Los primeros 30 días de Oviedo detenido: rutina de deporte, prepara su defensa y lo visitó el segundo jefe del Ejécito

Oviedo

El general (R) Oviedo podría ser citado a declarar por segunda vez. Foto: AgenciaUno

El 25 de junio el excomandante en jefe de la institución llegó hasta el Regimiento de Policía Militar, en Peñalolén, tras ser procesado por la malversación de $ 4.500 millones. Allí prepara su solicitud de libertad y recibe hasta 15 visitas diarias, uno de ellos el general Schafik Nazal.




"Seamos libres y lo demás no importa nada". La frase es del general José de San Martín, uno de los llamados libertadores de América, cuyas memorias se encuentran en un libro que se titula con estas palabras y que por estos días ha sido una de las lecturas que han acompañado al recluido excomandante en jefe del Ejército, entre 2014 y 2018, general (R) Humberto Oviedo.

Hoy se cumplió un mes desde que el general (R) Oviedo llegó hasta el Regimiento de Policía Militar de Peñalolén, donde está en prisión preventiva tras ser procesado por la ministra en visita Romy Rutherford, por la presunta malversación de $ 4.500 millones.

Fue el 25 de junio cuando el exjefe del Ejército llegó hasta el recinto de detención, luego que se le imputara la malversación de los gastos reservados de la institución, a través de una serie de gastos personales y para terceros.

Desde esa fecha Oviedo no ha dejado de trabajar en su estrategia de defensa, la que incluyó ir al Tribunal Constitucional (TC) para frenar la investigación de Rutherford. Y ahora, su preocupación está en consolidar su solicitud de libertad, la cual pedirá la próxima semana ante el tribunal militar.

A pesar de sus ansias por salir del recinto, donde está en una cabaña cercana a la que utiliza su antecesor en el Ejército, el general (R) Juan Miguel Fuente-Alba -también procesado por malversación-, Oviedo busca distracciones, como el deporte y la lectura, donde además de la biografía de San Martín suma "Al andar se hace camino", del autor Carlos G. Valles.

Su rutina incluye ejercicio todas las mañana durante 40 minutos. Luego desayuna a las 9.30 en un comedor común para los reclusos, almuerza a las 13.30 y cena a las 20.30 de la noche. Entre medio recibe visitas por parte de sus familiares y amigos, entre ellos oficiales en retiro y también activos.
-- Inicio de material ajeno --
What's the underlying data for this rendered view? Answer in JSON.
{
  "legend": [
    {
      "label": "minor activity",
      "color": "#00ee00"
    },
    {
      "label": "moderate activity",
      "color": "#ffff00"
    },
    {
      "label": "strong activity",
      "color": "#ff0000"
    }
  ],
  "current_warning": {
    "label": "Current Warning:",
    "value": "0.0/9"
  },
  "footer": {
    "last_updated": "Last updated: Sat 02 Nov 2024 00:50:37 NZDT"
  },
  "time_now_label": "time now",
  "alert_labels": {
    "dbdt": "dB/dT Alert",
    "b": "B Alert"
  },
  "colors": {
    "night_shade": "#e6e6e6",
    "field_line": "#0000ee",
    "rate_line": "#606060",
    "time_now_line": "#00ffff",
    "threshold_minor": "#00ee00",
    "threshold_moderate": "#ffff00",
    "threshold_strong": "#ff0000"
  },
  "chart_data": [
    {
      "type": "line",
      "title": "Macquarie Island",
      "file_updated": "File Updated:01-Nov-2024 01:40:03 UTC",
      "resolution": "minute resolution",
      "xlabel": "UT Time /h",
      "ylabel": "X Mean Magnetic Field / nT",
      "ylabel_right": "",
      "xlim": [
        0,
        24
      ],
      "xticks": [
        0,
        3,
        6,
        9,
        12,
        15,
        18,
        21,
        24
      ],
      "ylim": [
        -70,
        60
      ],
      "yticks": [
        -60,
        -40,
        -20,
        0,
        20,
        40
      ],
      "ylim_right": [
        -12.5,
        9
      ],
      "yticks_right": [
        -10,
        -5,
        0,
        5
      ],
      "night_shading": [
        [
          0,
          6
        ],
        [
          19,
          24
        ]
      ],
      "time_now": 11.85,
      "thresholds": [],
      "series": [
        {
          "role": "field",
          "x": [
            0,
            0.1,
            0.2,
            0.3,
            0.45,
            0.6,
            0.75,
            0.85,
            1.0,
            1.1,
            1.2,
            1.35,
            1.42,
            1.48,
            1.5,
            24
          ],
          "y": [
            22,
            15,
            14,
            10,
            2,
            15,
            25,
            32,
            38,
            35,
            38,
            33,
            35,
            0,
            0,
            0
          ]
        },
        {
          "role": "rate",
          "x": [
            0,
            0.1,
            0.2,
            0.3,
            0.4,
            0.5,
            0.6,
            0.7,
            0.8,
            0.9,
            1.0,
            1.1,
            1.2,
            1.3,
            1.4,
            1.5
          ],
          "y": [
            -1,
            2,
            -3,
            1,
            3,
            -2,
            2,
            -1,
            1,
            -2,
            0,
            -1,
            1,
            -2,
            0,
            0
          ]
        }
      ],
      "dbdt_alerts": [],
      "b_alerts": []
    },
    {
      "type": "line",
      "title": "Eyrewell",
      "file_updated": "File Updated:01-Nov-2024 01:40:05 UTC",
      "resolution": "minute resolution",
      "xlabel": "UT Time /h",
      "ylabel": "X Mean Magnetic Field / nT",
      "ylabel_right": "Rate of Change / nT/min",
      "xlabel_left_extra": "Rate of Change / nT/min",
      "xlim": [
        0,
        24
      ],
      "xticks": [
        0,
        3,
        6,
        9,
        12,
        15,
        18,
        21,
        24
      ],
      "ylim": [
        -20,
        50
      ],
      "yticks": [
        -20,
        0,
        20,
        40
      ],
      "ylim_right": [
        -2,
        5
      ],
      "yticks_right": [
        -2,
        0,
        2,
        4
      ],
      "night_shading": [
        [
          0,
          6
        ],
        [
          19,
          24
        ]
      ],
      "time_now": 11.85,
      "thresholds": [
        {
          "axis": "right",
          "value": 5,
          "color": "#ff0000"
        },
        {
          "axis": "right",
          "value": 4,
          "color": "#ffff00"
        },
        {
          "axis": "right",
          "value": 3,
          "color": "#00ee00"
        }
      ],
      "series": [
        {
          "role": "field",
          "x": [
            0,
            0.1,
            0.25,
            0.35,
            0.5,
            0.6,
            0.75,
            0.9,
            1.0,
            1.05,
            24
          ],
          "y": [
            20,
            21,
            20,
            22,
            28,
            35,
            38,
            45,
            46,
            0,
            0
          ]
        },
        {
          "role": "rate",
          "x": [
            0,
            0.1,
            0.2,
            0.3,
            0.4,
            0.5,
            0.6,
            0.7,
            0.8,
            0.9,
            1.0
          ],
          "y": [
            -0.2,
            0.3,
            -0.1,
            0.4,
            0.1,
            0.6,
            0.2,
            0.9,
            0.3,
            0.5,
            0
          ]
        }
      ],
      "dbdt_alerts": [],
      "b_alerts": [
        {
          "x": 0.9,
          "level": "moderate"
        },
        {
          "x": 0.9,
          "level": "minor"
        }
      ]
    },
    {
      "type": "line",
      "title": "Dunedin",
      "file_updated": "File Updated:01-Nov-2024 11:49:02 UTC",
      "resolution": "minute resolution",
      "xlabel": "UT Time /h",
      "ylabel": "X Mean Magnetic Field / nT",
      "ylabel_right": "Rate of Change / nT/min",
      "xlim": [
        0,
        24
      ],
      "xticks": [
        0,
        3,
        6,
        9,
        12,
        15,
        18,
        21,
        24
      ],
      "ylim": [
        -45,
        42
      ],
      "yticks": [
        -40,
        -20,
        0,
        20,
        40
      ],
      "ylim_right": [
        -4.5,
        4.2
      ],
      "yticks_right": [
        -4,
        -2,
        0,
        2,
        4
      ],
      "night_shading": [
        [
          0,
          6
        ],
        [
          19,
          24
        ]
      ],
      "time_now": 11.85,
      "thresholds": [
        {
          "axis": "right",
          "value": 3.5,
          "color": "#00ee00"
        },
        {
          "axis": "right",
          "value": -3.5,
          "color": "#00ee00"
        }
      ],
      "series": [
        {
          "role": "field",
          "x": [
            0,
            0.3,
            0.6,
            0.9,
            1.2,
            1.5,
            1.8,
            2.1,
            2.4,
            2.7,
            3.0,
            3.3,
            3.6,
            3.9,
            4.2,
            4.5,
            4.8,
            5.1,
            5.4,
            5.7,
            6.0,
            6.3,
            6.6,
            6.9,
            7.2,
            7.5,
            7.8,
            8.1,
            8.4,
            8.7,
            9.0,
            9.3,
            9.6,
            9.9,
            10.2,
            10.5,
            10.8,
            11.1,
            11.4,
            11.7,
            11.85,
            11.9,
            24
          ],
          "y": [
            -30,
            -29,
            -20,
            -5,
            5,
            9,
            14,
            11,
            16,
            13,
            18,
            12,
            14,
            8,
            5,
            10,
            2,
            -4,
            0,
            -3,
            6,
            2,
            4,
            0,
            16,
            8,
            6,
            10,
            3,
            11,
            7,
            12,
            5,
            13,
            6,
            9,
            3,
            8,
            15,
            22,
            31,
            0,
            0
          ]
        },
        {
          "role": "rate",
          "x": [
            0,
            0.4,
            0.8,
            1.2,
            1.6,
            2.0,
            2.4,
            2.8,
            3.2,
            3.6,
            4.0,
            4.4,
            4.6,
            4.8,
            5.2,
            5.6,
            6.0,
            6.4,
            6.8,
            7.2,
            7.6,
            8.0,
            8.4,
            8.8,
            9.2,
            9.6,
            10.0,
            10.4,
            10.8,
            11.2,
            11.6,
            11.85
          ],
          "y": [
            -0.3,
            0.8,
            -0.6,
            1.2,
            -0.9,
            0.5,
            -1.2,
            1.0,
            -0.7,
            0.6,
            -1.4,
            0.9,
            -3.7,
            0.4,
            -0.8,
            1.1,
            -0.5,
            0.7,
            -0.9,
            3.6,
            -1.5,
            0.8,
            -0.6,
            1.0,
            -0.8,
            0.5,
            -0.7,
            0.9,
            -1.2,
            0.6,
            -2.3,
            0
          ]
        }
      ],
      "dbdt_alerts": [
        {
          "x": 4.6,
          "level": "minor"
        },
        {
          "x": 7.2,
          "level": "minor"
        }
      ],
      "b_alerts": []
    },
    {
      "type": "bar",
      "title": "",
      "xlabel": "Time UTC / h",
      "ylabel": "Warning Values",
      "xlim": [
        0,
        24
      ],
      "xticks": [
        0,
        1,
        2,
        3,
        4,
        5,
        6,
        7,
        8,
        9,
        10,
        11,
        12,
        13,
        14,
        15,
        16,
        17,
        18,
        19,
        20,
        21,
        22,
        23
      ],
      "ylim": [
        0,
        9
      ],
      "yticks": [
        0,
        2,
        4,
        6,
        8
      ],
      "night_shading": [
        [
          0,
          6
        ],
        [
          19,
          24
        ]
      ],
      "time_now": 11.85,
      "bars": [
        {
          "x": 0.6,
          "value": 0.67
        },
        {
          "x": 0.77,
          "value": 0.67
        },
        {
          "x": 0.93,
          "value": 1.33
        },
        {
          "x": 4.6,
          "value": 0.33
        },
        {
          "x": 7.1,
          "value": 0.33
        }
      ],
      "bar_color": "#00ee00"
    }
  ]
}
Según señalaron sus cercanos ha llegado a recibir hasta 15 visitas diarias, entre ellas miembros del alto mando del Ejército. El más destacado es el jefe del Estado Mayor de la institución, el general Schafik Nazal, quien es sindicado como "el número dos" de la rama castrense.

Su visita tiene dos lecturas al interior del mundo militar: una, que es el apoyo de la institución al general (R) Oviedo, pues muchos de los integrantes activos del Ejército trabajaron con él cuando era comandante en jefe; y otra, que solo es una diligencia que tiene como objetivo conocer cómo se encuentran los detenidos en el recinto.

La Tercera PM consultó al Ejército sobre la visita y señalaron que "la visita efectuada por parte del Jefe del Estado Mayor General del Ejército al Regimiento de Policía Militar N°1 fue una actividad de índole personal".

El general Nazal, como jefe del Estado Mayor del Ejército, está encargado de tramitar las solicitudes de información que remite a la institución la ministra Rutherford. Es más, en un oficio enviado por la jueza al TC, advirtió la demora, de hasta tres meses, para que le remitieran la información sobre los programas de viajes de los excomandantes en jefe.

El trabajo diario de Oviedo en su defensa, además, incluye reuniones con su abogado Gonzalo Rodríguez, con quien habla tres veces a la semana, ya sea en reuniones presenciales o a través de un teléfono fijo del recinto. "Al igual que el resto del personal privado de libertad, mantiene la opción de recibir llamadas por medio de una línea de red fija administrada por una central telefónica", señalaron desde el Ejército.

Además, el general (R) cuenta con un computador sin conexión a Internet para preparar su solicitud de libertad, al igual que el general  (R) Fuente-Alba, quien también tiene a disposición un equipo con procesador de texto.